Let's look at the type of aliveDead: it is a Stream over another Stream. Stream (Of a) is actually a monad transformer, the way the partitioning happens is by creating two layers: one for the live passengers and one for the dead ones. It's not exactly a tuple of two streams (as it would be with Data.List.partition), but is has the same advantages: each layer can be processed by different functions which don't have to know where the stream they process lies in the monad stack. Therefore, each one of these functions can be expressed as:

summarizePassengers
  :: (Monad m) => Stream (Of Passenger) m a -> m (Of (Summary Double Passenger) a)
summarizePassengers = L.purely S.fold (summarizeBy fare 3 3)

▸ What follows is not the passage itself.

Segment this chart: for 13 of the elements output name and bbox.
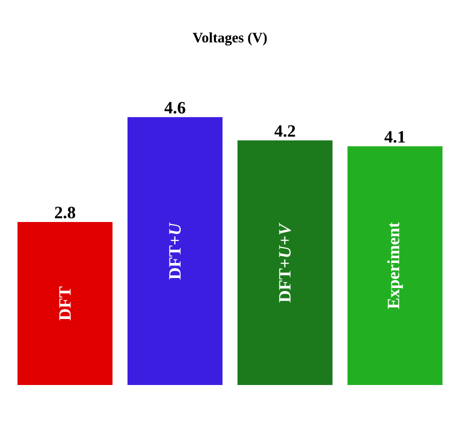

where m can be any monad. This can be the bottom MonadResource or another Stream, summarizePassengers does not mind and does not have to! Of behaves like a tuple, so it simply means that we return both the newly computed Summary and an a (a may just be (), but here we have to be a little more general). S.fold is the basic folding function for streams. L.purely fn f "unpacks" a Fold f and calls a folding function fn. So now, getting our summaries is just a matter of

runAll = runResourceT $ do
  (summaryAlive :> summaryDead :> ()) <-
    summarizePassengers $ summarizePassengers aliveDead
  ...

So in the end, we splitted the input file in two substreams, we computed various statistics twice, and despite all this streaming and foldl guarantee that the input will be read only once in bounded memory.

These techniques are currently being applied by Tweag I/O in the context of a project with Novadiscovery. Novadiscovery is a consulting company for in silico clinical trials, namely simulation of virtual patients through biomodeling. Parts of this blog post are actual code from the tools we develop with them.